Jack Vance's To Live Forever
I believe that the following scenario is comparatively rare in science fiction: humanity has developed viable interstellar travel and has discovered habitable planets but has not colonized any of them because of a static social structure. The social stasis of Jack Vance’s To Live Forever has been produced by a combination of artificial intelligence central planning and population control. A relatively small geographic region of a future Earth has sealed itself off from barbarous tribes and has separated its population into strict castes: brood, wedge, third (arrant), verge, and amaranth. Each caste provides a slight extension of life-span, which is constantly adjusted by a computer to maintain the desired ratio. The quantity in each “phlye,” as they are called, is strictly controlled. So whenever someone achieves the next status, which is awarded by the Actuarian’s estimation of their contributions to commonweal, a certain amount of those in the lower castes are visited by assassins. The upward progress is referred to as “striving,” and the rate of increase as “slope.” Once members of the community (which is called Clarges) achieve amaranth, they become immortal. Scientists had discovered how to preserve human life forever, and this social structure evolved as the only way to prevent violent revolution from below, as before only the very wealthy and privileged had access to the life-extending technology.
If this is sounding like an anti-planning, anti-socialist document of its times (mid 1950s), it certainly is. But Vance, even in an early novel such as this, which I suspect may have been edited beyond his preferences (the Vance Integral Edition, which I very sadly do not own, calls it Clarges. It may also have significant textual variants.), engages in considerable anthropological speculation and social satire. The Wodehousian dialogue flourishes seen in The Dying Earth books are almost wholly absent from To Live Forever, and the interactions of the Amaranth Society with each other and those from lower phyle provided ample opportunity. The hero of the novel is in the Vancian rebel/rogue mode. Gavin Waylock had achieved Amaranth as a publisher. He was known as the Grayven Warlock, and he committed the worst crime of all: he took the life of a fellow Amaranth. Once citizens of Clarges have achieved Amaranth, they protect their immortality from the vagaries of chance by sequestering clones throughout the city. Each clone takes time to grow and to become invested with the personality and memories of the host. So those who take life of any type are referred to as Monsters, since the taking of life is now a far greater crime (even with clones) than it would have been for mortal humans.

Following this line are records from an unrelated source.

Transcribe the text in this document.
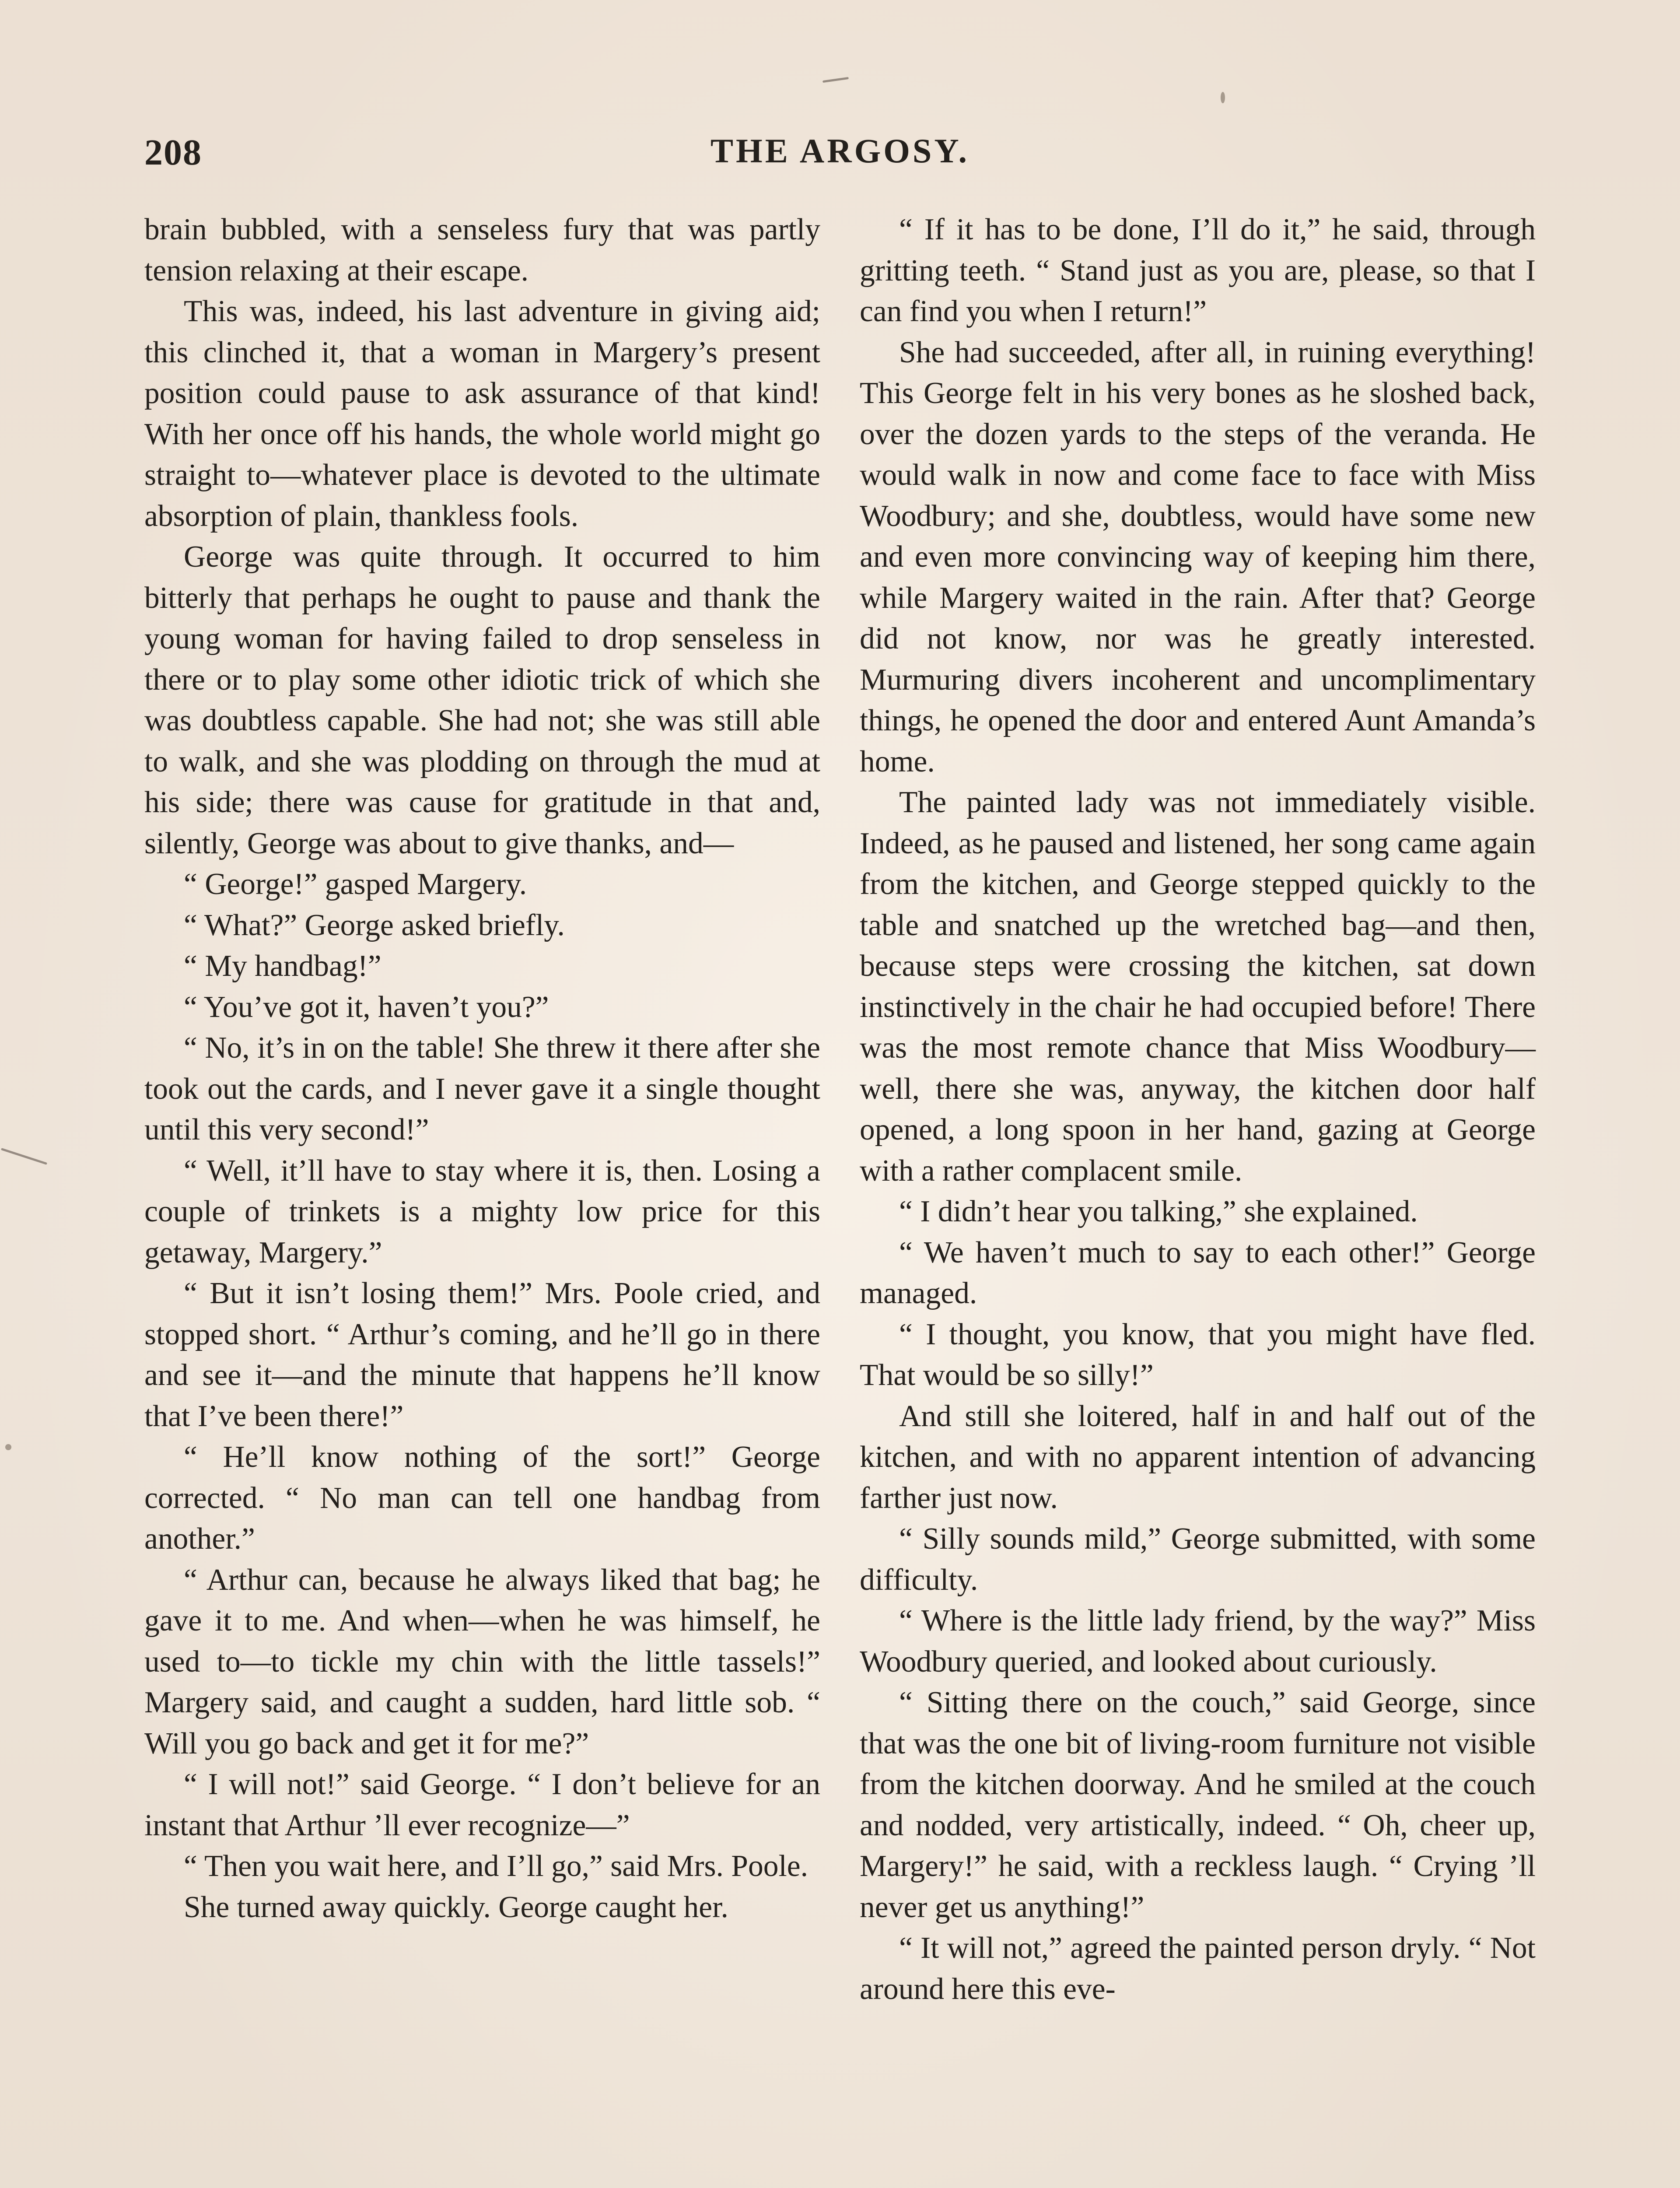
208	THE ARGOSY.

brain bubbled, with a senseless fury that was partly tension relaxing at their escape.

This was, indeed, his last adventure in giving aid; this clinched it, that a woman in Margery’s present position could pause to ask assurance of that kind! With her once off his hands, the whole world might go straight to—whatever place is devoted to the ultimate absorption of plain, thankless fools.

George was quite through. It occurred to him bitterly that perhaps he ought to pause and thank the young woman for having failed to drop senseless in there or to play some other idiotic trick of which she was doubtless capable. She had not; she was still able to walk, and she was plodding on through the mud at his side; there was cause for gratitude in that and, silently, George was about to give thanks, and—

“ George!” gasped Margery.

“ What?” George asked briefly.

“ My handbag!”

“ You’ve got it, haven’t you?”

“ No, it’s in on the table! She threw it there after she took out the cards, and I never gave it a single thought until this very second!”

“ Well, it’ll have to stay where it is, then. Losing a couple of trinkets is a mighty low price for this getaway, Margery.”

“ But it isn’t losing them!” Mrs. Poole cried, and stopped short. “ Arthur’s coming, and he’ll go in there and see it—and the minute that happens he’ll know that I’ve been there!”

“ He’ll know nothing of the sort!” George corrected. “ No man can tell one handbag from another.”

“ Arthur can, because he always liked that bag; he gave it to me. And when—when he was himself, he used to—to tickle my chin with the little tassels!” Margery said, and caught a sudden, hard little sob. “ Will you go back and get it for me?”

“ I will not!” said George. “ I don’t believe for an instant that Arthur ’ll ever recognize—”

“ Then you wait here, and I’ll go,” said Mrs. Poole.

She turned away quickly. George caught her.

“ If it has to be done, I’ll do it,” he said, through gritting teeth. “ Stand just as you are, please, so that I can find you when I return!”

She had succeeded, after all, in ruining everything! This George felt in his very bones as he sloshed back, over the dozen yards to the steps of the veranda. He would walk in now and come face to face with Miss Woodbury; and she, doubtless, would have some new and even more convincing way of keeping him there, while Margery waited in the rain. After that? George did not know, nor was he greatly interested. Murmuring divers incoherent and uncomplimentary things, he opened the door and entered Aunt Amanda’s home.

The painted lady was not immediately visible. Indeed, as he paused and listened, her song came again from the kitchen, and George stepped quickly to the table and snatched up the wretched bag—and then, because steps were crossing the kitchen, sat down instinctively in the chair he had occupied before! There was the most remote chance that Miss Woodbury—well, there she was, anyway, the kitchen door half opened, a long spoon in her hand, gazing at George with a rather complacent smile.

“ I didn’t hear you talking,” she explained.

“ We haven’t much to say to each other!” George managed.

“ I thought, you know, that you might have fled. That would be so silly!”

And still she loitered, half in and half out of the kitchen, and with no apparent intention of advancing farther just now.

“ Silly sounds mild,” George submitted, with some difficulty.

“ Where is the little lady friend, by the way?” Miss Woodbury queried, and looked about curiously.

“ Sitting there on the couch,” said George, since that was the one bit of living-room furniture not visible from the kitchen doorway. And he smiled at the couch and nodded, very artistically, indeed. “ Oh, cheer up, Margery!” he said, with a reckless laugh. “ Crying ’ll never get us anything!”

“ It will not,” agreed the painted person dryly. “ Not around here this eve-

The qualities that allowed Warlock to make Amaranth also allow him to escape the assassins, and he now inhabits the liminal era of the edge of the city known as Carnevalle. This perpetual carnival provides release and an elimination of social distinctions, as the psychological pressures associated with striving overwhelm a substantial part of the population. Warlock has escaped the further attentions of the assassins by impersonating one of his clones. Since the clone would not have been fully empathized, it would not share the crimes of Warlock, so he has taken the similar name Gavin Waylock and plots ways to recapture his former status. A recent Amaranth, the Jacynth Martin, who achieved her immortality through anthropological fieldwork and academic distinction, is enjoying Carnevalle, when she meets Waylock and eventually guesses his identity. Waylock is forced to have her killed to prevent discovery of his secret; and the remainder of the plot involves her clone’s attempt to bring him to justice pitted against Waylock’s own striving to survive and regain his former status.
The culmination of Warlock’s elaborate plot for revenge is that a revolution is triggered, and the phyle system and the Actuarian are all destroyed. Warlock knows that he has no future at Clarges or on the planet at all, so he invites the masses to follow him to the stars. It is easy enough to see that the individualism which led Warlock to murder fellow human beings in order to gain his objectives or satisfy his pride is the same instinct which causes humans to be perpetually unhappy (the scenes describing Waylock’s work at the palliatories where depressives are treated contain some interesting remarks about Vance’s understanding of psychoanalysis, which are typically respectful given its cultural prestige at the time) in a system where their achievements are bounded at mere immortality. Vance often takes a very distant and detached view of human endeavor, and he certainly does not expect much in the way of ethical sympathy for Waylock/Warlock. The John Clute-authored entry on Vance in the Science Fiction Encyclopedia describes To Live Forever as dystopian, which I am not entirely sure I agree with. (Clute also notes that prevalence of revenge plots in Vance’s work, which might simply be a lazy way of touring the worlds he creates without having to engage in overly long exposition; anger blinds, after all.)